Green midget orchid

Scientific classification
- Kingdom: Plantae
- Clade: Tracheophytes
- Clade: Angiosperms
- Clade: Monocots
- Order: Asparagales
- Family: Orchidaceae
- Subfamily: Epidendroideae
- Genus: Drymoanthus
- Species: D. minutus
- Binomial name: Drymoanthus minutus Nicholls

= Drymoanthus minutus =

- Authority: Nicholls

Species of orchid

Drymoanthus minutus, commonly known as green midget orchid, is a species of epiphytic or lithophytic orchid that forms small clumps with many thick roots emerging from a thin, erect stem. Between two and five dark green, leathery leaves are arranged along the stem and up to seven minute green to yellowish, star-shaped flowers are arranged on a stiff flowering stem. The sepals and petals are similar to each other and there is a fleshy white, unlobed labellum. This orchid occurs in northern Queensland where it grows in rainforest, usually at higher altitudes.

== Description ==
Drymoanthus minutus is an epiphytic or lithophytic herb that forms small clumps and has erect stems 20-40 mm long with many thick roots. Between two and five leathery, dark green, oblong to elliptic leaves 30-50 mm long, 6-10 mm wide are crowded together with their bases overlapping.
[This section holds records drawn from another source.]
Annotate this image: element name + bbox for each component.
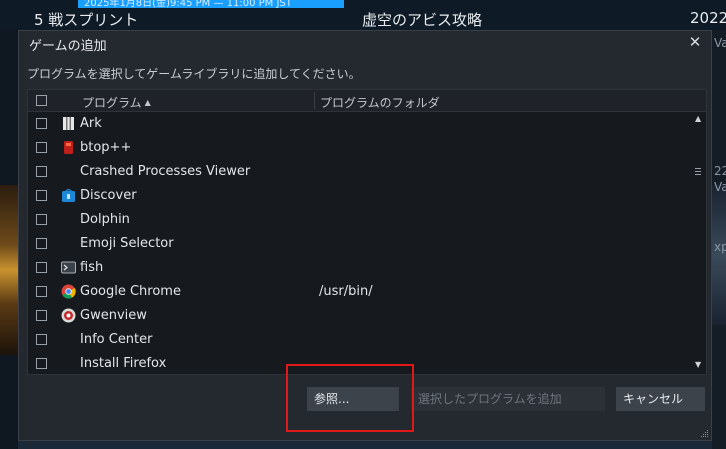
list-header: プログラム ▲ プログラムのフォルダ <box>28 90 706 112</box>
program-list: プログラム ▲ プログラムのフォルダ Ark btop++ Crashed Proce… <box>27 89 707 375</box>
column-header-program[interactable]: プログラム ▲ <box>82 94 151 111</box>
sort-ascending-icon: ▲ <box>144 98 151 107</box>
game-artwork-left[interactable] <box>0 185 18 355</box>
program-name: Crashed Processes Viewer <box>80 164 251 179</box>
select-all-checkbox[interactable] <box>36 95 47 106</box>
program-checkbox[interactable] <box>36 142 47 153</box>
program-name: Dolphin <box>80 212 130 227</box>
program-name: Emoji Selector <box>80 236 174 251</box>
event-title-left[interactable]: 5 戦スプリント <box>34 9 138 30</box>
program-checkbox[interactable] <box>36 118 47 129</box>
program-checkbox[interactable] <box>36 166 47 177</box>
program-checkbox[interactable] <box>36 310 47 321</box>
program-checkbox[interactable] <box>36 334 47 345</box>
btop-icon <box>61 140 76 155</box>
game-artwork-right[interactable] <box>712 185 726 325</box>
program-row[interactable]: Dolphin <box>28 208 692 232</box>
program-row[interactable]: Emoji Selector <box>28 232 692 256</box>
program-checkbox[interactable] <box>36 262 47 273</box>
bg-label-2: 22 <box>714 164 726 178</box>
program-checkbox[interactable] <box>36 190 47 201</box>
event-title-right[interactable]: 2022 <box>690 9 726 27</box>
event-title-mid[interactable]: 虚空のアビス攻略 <box>362 9 482 30</box>
program-name: Gwenview <box>80 308 147 323</box>
program-checkbox[interactable] <box>36 358 47 369</box>
bg-label-1: Va <box>714 36 726 50</box>
program-name: Discover <box>80 188 137 203</box>
program-name: Info Center <box>80 332 153 347</box>
highlight-annotation-box <box>286 364 414 432</box>
program-row[interactable]: Gwenview <box>28 304 692 328</box>
event-time-strip: 2025年1月8日(金)9:45 PM — 11:00 PM JST <box>78 0 344 9</box>
discover-icon <box>61 188 76 203</box>
program-checkbox[interactable] <box>36 238 47 249</box>
resize-grip-icon[interactable] <box>700 429 709 438</box>
dialog-instruction: プログラムを選択してゲームライブラリに追加してください。 <box>27 67 361 81</box>
column-divider[interactable] <box>314 92 315 109</box>
program-row[interactable]: Discover <box>28 184 692 208</box>
program-row[interactable]: fish <box>28 256 692 280</box>
scroll-thumb-icon[interactable] <box>695 168 701 176</box>
dialog-title: ゲームの追加 <box>29 39 107 54</box>
program-name: btop++ <box>80 140 132 155</box>
program-checkbox[interactable] <box>36 214 47 225</box>
bg-label-4: xp <box>714 240 726 254</box>
list-scrollbar[interactable]: ▲ ▼ <box>692 112 706 374</box>
cancel-button[interactable]: キャンセル <box>616 387 705 411</box>
column-header-folder[interactable]: プログラムのフォルダ <box>320 94 440 111</box>
scroll-down-icon[interactable]: ▼ <box>695 360 701 369</box>
program-row[interactable]: Google Chrome/usr/bin/ <box>28 280 692 304</box>
chrome-icon <box>61 284 76 299</box>
program-row[interactable]: btop++ <box>28 136 692 160</box>
ark-icon <box>61 116 76 131</box>
bg-label-3: Va <box>714 180 726 194</box>
column-header-program-label: プログラム <box>82 96 142 110</box>
add-selected-programs-button[interactable]: 選択したプログラムを追加 <box>411 387 605 411</box>
program-folder: /usr/bin/ <box>319 284 373 299</box>
program-name: Google Chrome <box>80 284 181 299</box>
close-icon[interactable]: ✕ <box>685 31 705 53</box>
program-name: Ark <box>80 116 102 131</box>
program-name: fish <box>80 260 104 275</box>
program-row[interactable]: Ark <box>28 112 692 136</box>
fish-icon <box>61 260 76 275</box>
program-name: Install Firefox <box>80 356 167 371</box>
program-row[interactable]: Crashed Processes Viewer <box>28 160 692 184</box>
program-checkbox[interactable] <box>36 286 47 297</box>
gwenview-icon <box>61 308 76 323</box>
program-row[interactable]: Info Center <box>28 328 692 352</box>
event-time-text: 2025年1月8日(金)9:45 PM — 11:00 PM JST <box>84 0 292 9</box>
scroll-up-icon[interactable]: ▲ <box>695 114 701 123</box>
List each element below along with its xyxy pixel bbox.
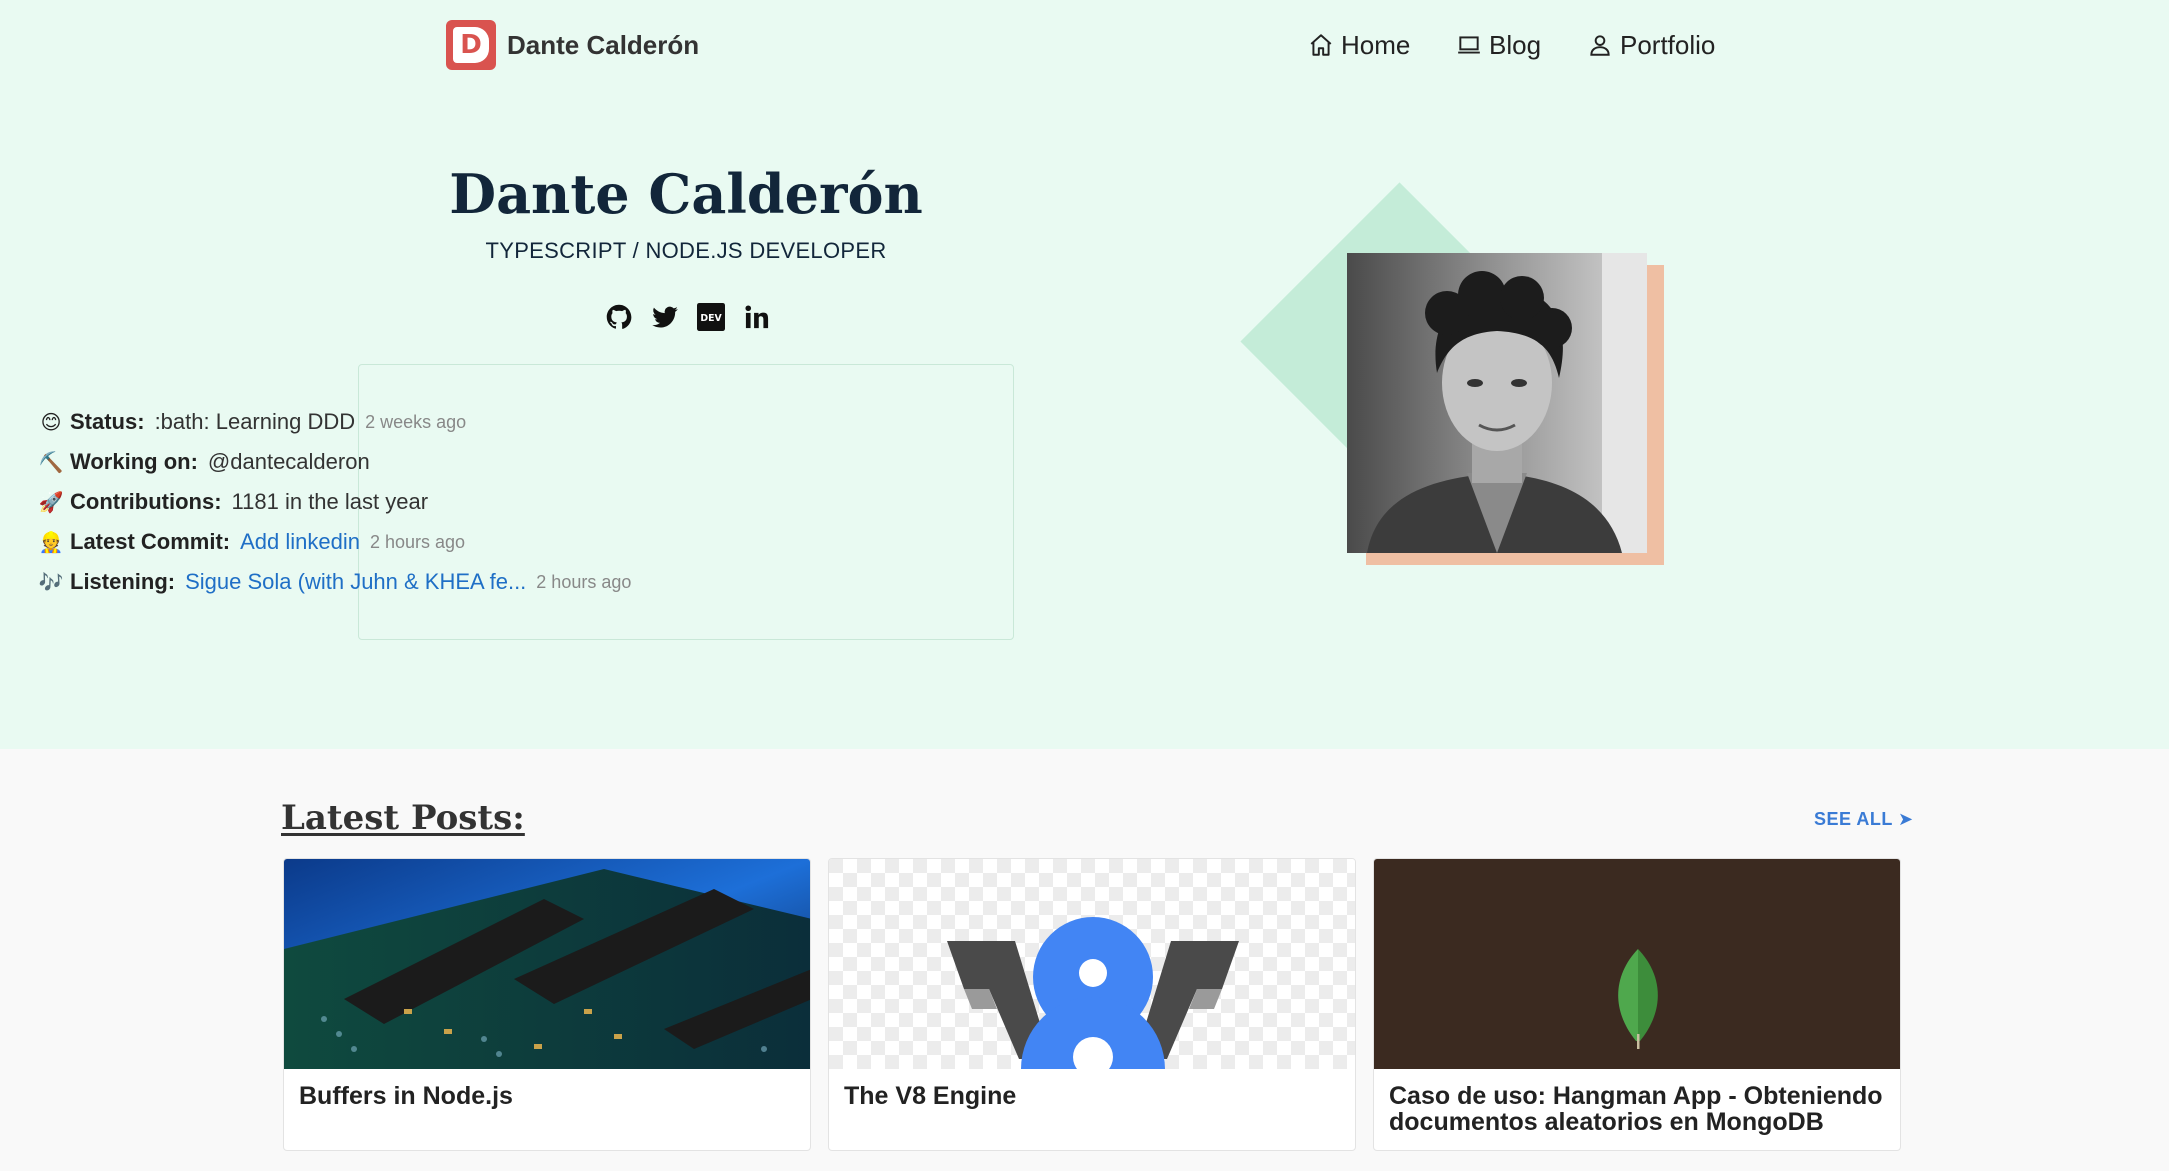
- circuit-board-image: [284, 859, 810, 1069]
- working-on-emoji: ⛏️: [38, 451, 64, 474]
- github-icon[interactable]: [605, 303, 633, 331]
- status-emoji: 😊: [40, 411, 62, 434]
- mongodb-leaf-image: [1374, 859, 1900, 1069]
- logo-icon[interactable]: D: [446, 20, 496, 70]
- listening-label: Listening:: [70, 569, 176, 594]
- twitter-icon[interactable]: [651, 303, 679, 331]
- v8-logo-image: [829, 859, 1355, 1069]
- social-links: DEV: [605, 303, 771, 331]
- hero-name: Dante Calderón: [449, 162, 923, 226]
- latest-commit-label: Latest Commit:: [70, 529, 231, 554]
- latest-commit-time: 2 hours ago: [370, 531, 466, 552]
- dev-icon[interactable]: DEV: [697, 303, 725, 331]
- nav-portfolio-label: Portfolio: [1620, 29, 1716, 60]
- status-time: 2 weeks ago: [365, 411, 467, 432]
- see-all-link[interactable]: SEE ALL ➤: [1814, 809, 1914, 830]
- nav-blog-label: Blog: [1489, 29, 1542, 60]
- contributions-label: Contributions:: [70, 489, 222, 514]
- hero-role: TYPESCRIPT / NODE.JS DEVELOPER: [485, 238, 887, 263]
- laptop-icon: [1458, 36, 1480, 54]
- post-card[interactable]: Caso de uso: Hangman App - Obteniendo do…: [1373, 858, 1901, 1151]
- working-on-row: ⛏️ Working on: @dantecalderon: [38, 442, 370, 482]
- working-on-value: @dantecalderon: [207, 449, 370, 474]
- nav-home-link[interactable]: Home: [1308, 24, 1410, 66]
- nav-home-label: Home: [1341, 29, 1411, 60]
- contributions-row: 🚀 Contributions: 1181 in the last year: [38, 482, 428, 522]
- dev-icon-label: DEV: [700, 313, 722, 324]
- linkedin-icon[interactable]: [743, 303, 771, 331]
- user-icon: [1590, 35, 1610, 56]
- listening-row: 🎶 Listening: Sigue Sola (with Juhn & KHE…: [38, 562, 632, 602]
- latest-commit-row: 👷 Latest Commit: Add linkedin 2 hours ag…: [38, 522, 466, 562]
- logo-letter: D: [453, 27, 489, 63]
- listening-emoji: 🎶: [38, 571, 64, 594]
- post-title: Caso de uso: Hangman App - Obteniendo do…: [1389, 1082, 1883, 1136]
- status-row: 😊 Status: :bath: Learning DDD 2 weeks ag…: [38, 402, 467, 442]
- brand-name[interactable]: Dante Calderón: [507, 24, 699, 66]
- post-title: The V8 Engine: [844, 1082, 1017, 1110]
- status-label: Status:: [70, 409, 145, 434]
- nav-blog-link[interactable]: Blog: [1456, 24, 1541, 66]
- listening-time: 2 hours ago: [536, 571, 632, 592]
- post-card[interactable]: The V8 Engine: [828, 858, 1356, 1151]
- contributions-value: 1181 in the last year: [231, 489, 429, 514]
- home-icon: [1310, 34, 1332, 56]
- listening-link[interactable]: Sigue Sola (with Juhn & KHEA fe...: [185, 569, 526, 595]
- status-value: :bath: Learning DDD: [154, 409, 356, 434]
- working-on-label: Working on:: [70, 449, 198, 474]
- latest-commit-emoji: 👷: [38, 531, 64, 554]
- post-card[interactable]: Buffers in Node.js: [283, 858, 811, 1151]
- latest-commit-link[interactable]: Add linkedin: [240, 529, 360, 555]
- contributions-emoji: 🚀: [38, 491, 64, 514]
- nav-portfolio-link[interactable]: Portfolio: [1587, 24, 1715, 66]
- post-title: Buffers in Node.js: [299, 1082, 513, 1110]
- latest-posts-heading: Latest Posts:: [281, 798, 525, 838]
- profile-photo: [1347, 253, 1647, 553]
- hero-section: [0, 0, 2169, 749]
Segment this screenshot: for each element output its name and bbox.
Up to seven green to yellowish, resupinate, star-like flowers about 2.5 mm long and wide are arranged along a stiff flowering stem 10-25 mm long. The sepals and petals are fleshy, narrow lance-shaped, about 2.5 mm long, 1 mm wide although the petals are slightly shorter and narrower. The labellum is white, about 2 mm long and 1 mm wide, fleshy and channeled but unlobed. Flowering occurs from December to February.

==Taxonomy and naming==
Drymoanthus minutus was first formally described in 1943 by William Henry Nicholls and the description was published in The Victorian Naturalist. The specific epithet (minutus) is a Latin word meaning "little" or "small", referring to "the diminutive character of the plant".

==Distribution and habitat==
The green midget orchid grows on trees and rocks in rainforest near streams, often on twigs of bottlebrush shrubs. It is found between Cairns and Townsville, usually at altitudes between 100 and 850 m.